Life was looking up for Diane Aulger. Her husband had just returned from the doctor saying he was cancer-free, she was expected to give birth to a daughter in a few weeks, and it was Christmastime.
A home video from Christmas 2011, showed Diane distributing presents to her four children while being serenated by her husband, Mark, on the guitar. Happy her family was back together and expecting a daughter, she believed 2012 was going to be a great year.
Unfortunately, the happiness was short-lived and Mark, age 52, was admitted to the hospital on January 3 because of breathing difficulties. It seemed the chemotherapy from his cancer treatments had caused pulmonary fibrosis.
He had been diagnosed with colon cancer and had surgery to remove the tumor. The chemotherapy which followed was done as a precaution in order to prevent the cancer from returning.
Pulmonary fibrosis is a scarring of the lung tissue making breathing difficult and transfer of oxygen from lungs to blood much less efficient. Diane succinctly described it was as if Mark’s “lungs were soaked in concrete.”
Unable to breathe and attached to oxygen machines, he was given only a few weeks to live. “We thought he could get on steroid treatment and oxygen and live for years,” Diane said.
However, doctors told Mark on January 16, his lungs had deteriorated so badly he may have only a week left to live. Understandably, it was extremely difficult news to learn.
At first, Diane admitted she did not believe what the doctor was telling her, because Mark was awake and alert — he did not appear to be on his deathbed. But when the doctor came in the next day and asked, “When are you going to have this baby?” she knew it was true.
Their daughter was due on January 29, and Diane had planned on having a natural childbirth. But when Mark said, “I’d like to see the baby,” she went along with the doctor’s suggestion to induce a little earlier. The new birth date was scheduled for January 18.

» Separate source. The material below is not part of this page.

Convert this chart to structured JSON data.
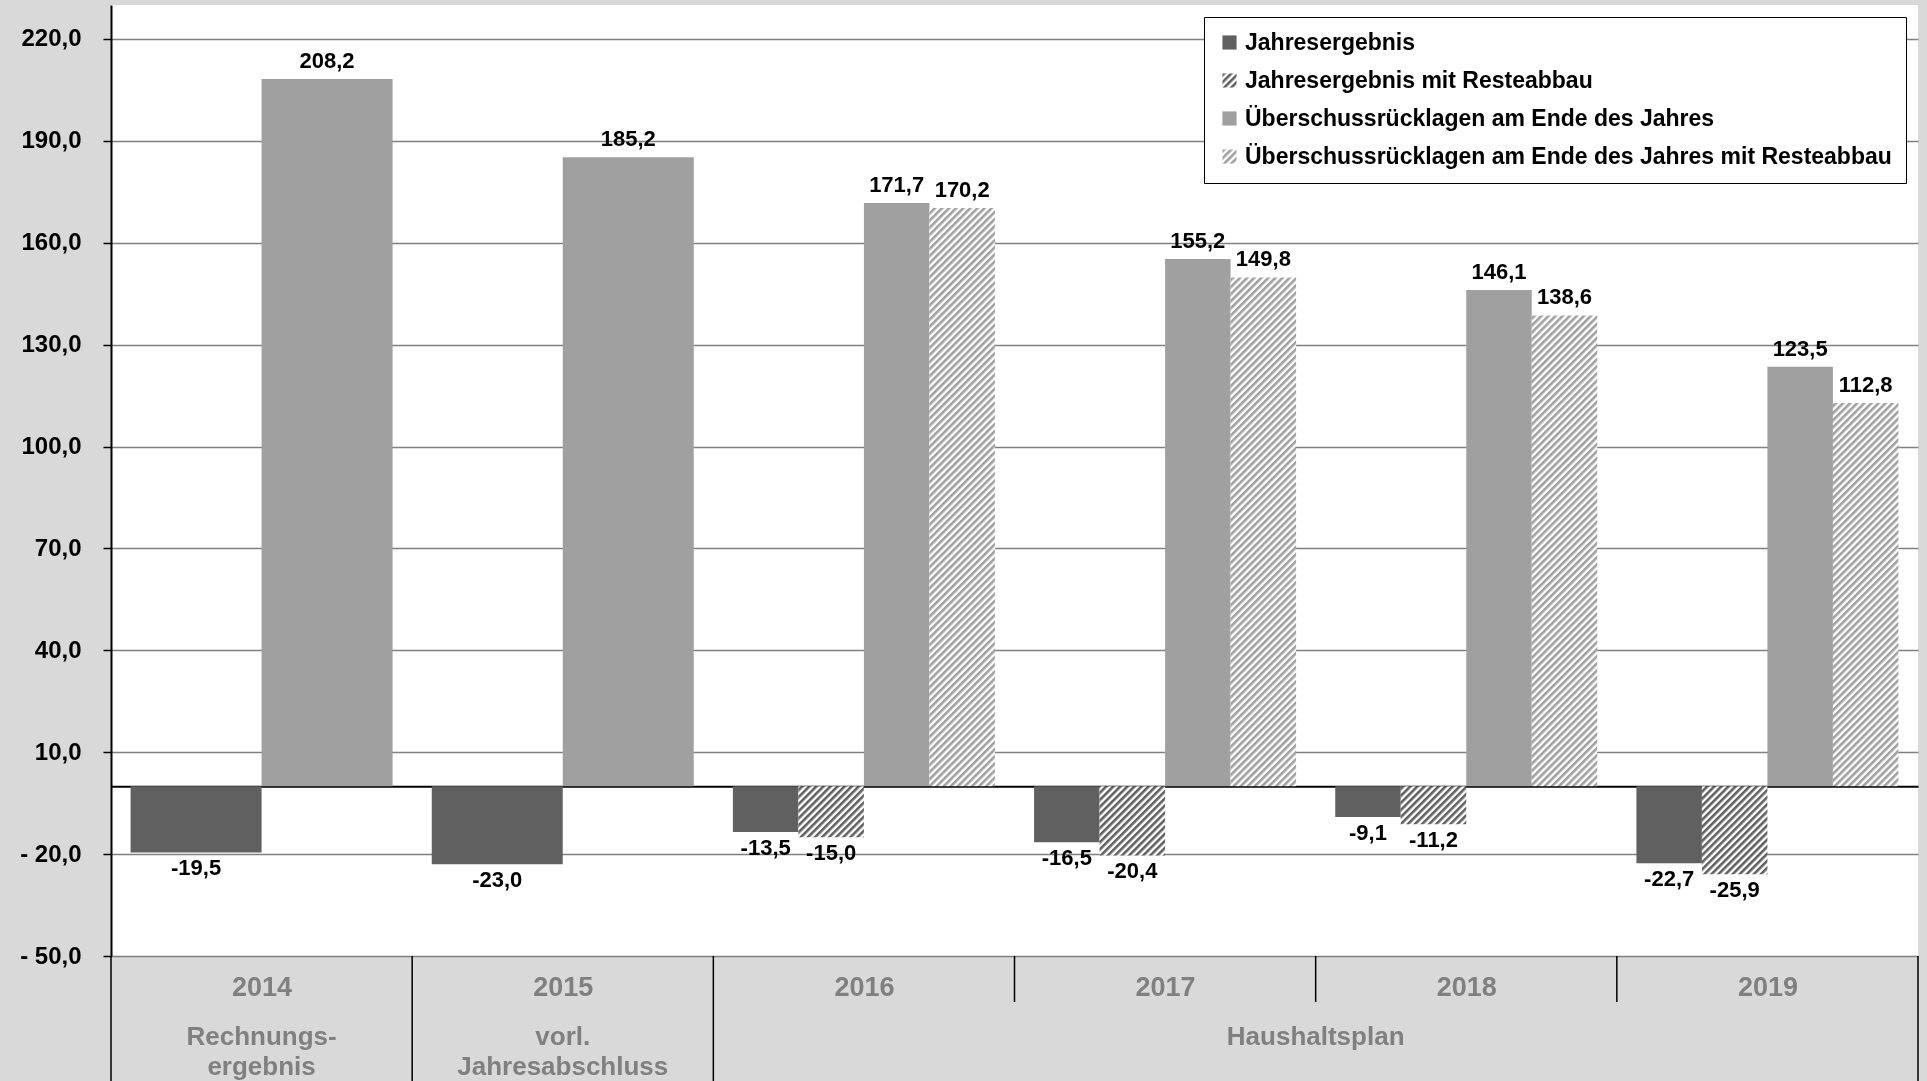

Hospital staff was very accommodating and arranged for Diane to have a larger labor and delivery room so that Mark’s bed could fit in the room as well. With their beds side by side, Diane gave birth to Savannah.
He held her for 45 minutes immediately after she was born, and the family shared emotional moment after emotional moment amid the many wires, tubes, and lines connected to Mark. But over the next few days, Mark was only able to muster the strength to hold her for a few minutes at a time, and on January 21, Mark slipped into a coma.
“If she cried, he would shake his head and moan. I put her on him when he was in the coma a few times and his hand would move toward her,” said Diane.
Forty-eight hours after entering his coma, Mark died on January 23, with his family by his side. Watching as his breathing and heart rate slowly dropped, Diane placed Savannah in his arms as he died and the monitor went flat.
In addition to Savannah, the Aulger’s have two other children, ages 7 and 10, plus 13 and 15-year-old children Diane had from a previous marriage. It has been difficult for the family to live without their husband and father, but Diane says people have been very generous and compassionate to them.
Mark will not be able to celebrate Savannah’s graduation from high school, or even witness her first birthday. But the video of him saying, “Hello, Savannah” through all the tubes after her delivery is enough to portray just how deeply he did care about her. When she is old enough and sees that, she will know.